連載記事:「幸せ力」の育て方

叱られながらやる勉強はなぜ身につかないのか(「幸せ力」の育て方 Vol.6)

「幸せ力」の育て方

「幸せ力」の育て方

自分の子どもが大人になったとき、「勉強はできるけれど、就職できない」「就職したけれど、仕事がつらくて病気になりそう」「収入は高いけれど、友だちがいなくて孤独」などという状態にはなってほしくありません…

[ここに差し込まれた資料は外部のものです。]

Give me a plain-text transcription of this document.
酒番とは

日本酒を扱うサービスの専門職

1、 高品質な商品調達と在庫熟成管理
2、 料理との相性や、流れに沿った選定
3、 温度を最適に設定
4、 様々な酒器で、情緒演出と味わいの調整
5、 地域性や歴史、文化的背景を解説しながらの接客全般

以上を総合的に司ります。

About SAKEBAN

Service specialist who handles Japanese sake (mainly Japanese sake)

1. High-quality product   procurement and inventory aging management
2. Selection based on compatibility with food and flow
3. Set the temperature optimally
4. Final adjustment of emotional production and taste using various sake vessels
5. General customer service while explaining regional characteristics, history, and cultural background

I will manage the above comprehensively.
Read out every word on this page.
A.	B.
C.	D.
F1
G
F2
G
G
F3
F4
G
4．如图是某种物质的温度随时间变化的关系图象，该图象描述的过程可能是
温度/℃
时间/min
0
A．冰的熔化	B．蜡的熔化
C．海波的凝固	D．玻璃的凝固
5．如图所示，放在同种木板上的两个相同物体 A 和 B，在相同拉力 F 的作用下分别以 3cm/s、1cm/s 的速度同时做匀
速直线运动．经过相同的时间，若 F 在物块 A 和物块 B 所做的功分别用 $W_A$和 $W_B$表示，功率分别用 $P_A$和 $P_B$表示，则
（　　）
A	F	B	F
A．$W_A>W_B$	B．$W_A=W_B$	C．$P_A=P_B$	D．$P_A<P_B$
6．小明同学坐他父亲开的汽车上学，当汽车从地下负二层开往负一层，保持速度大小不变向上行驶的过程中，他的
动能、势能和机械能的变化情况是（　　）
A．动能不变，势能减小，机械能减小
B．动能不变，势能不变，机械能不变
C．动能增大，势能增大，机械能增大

「勉強しなさい」「どうしてこんな問題が解けないの」と子どもを叱っていませんか。
叱られると、子どもは勉強嫌いになるだけでなく、脳のパフォーマンスまで落ちてしまいます。
子どもが本来持っている脳のパワーを最大限に引き出すためには、どうしたらいいのでしょうか。
子どもの発達心理学が専門の内田伸子先生にお話を伺いました。

どうしたら勉強を楽しいと思えるようになるの?

© Sergey Nivens - Fotolia.com


学んだことがすぐ身につく子どもと、なかなか覚えることができない子どもの違い

それは、脳のしくみに秘密があると内田先生は言います。

「脳の中に海馬(かいば)という部分があります。
海馬は、体験の記憶を記憶貯蔵庫に転送する宅配便屋です」

海馬が働くと、たくさんのものが記憶されるようになります。

「海馬のとなりに、扁桃体(へんとうたい)という部分があります。

扁桃体は、好き嫌いや快不快感情を判断します」

扁桃体が快適な状態だと、海馬がよく働くので、そのときの記憶はどんどん記憶貯蔵庫に入っていきます。

「楽しさや心地よさを感じているときは、お子さんが自分の世界についての認識をつくり上げたり、知識を覚えたりしやすい状態です。

反対に、叱られながら勉強をしていると、扁桃体が不快感でいっぱいになってしまいます。
すると、海馬は働きが鈍くなり、記憶力が低下します」

脳をフルに動かすためには、扁桃体が勉強を快感だと思ってくれるよう、楽しみながら取り組む必要があるのですね。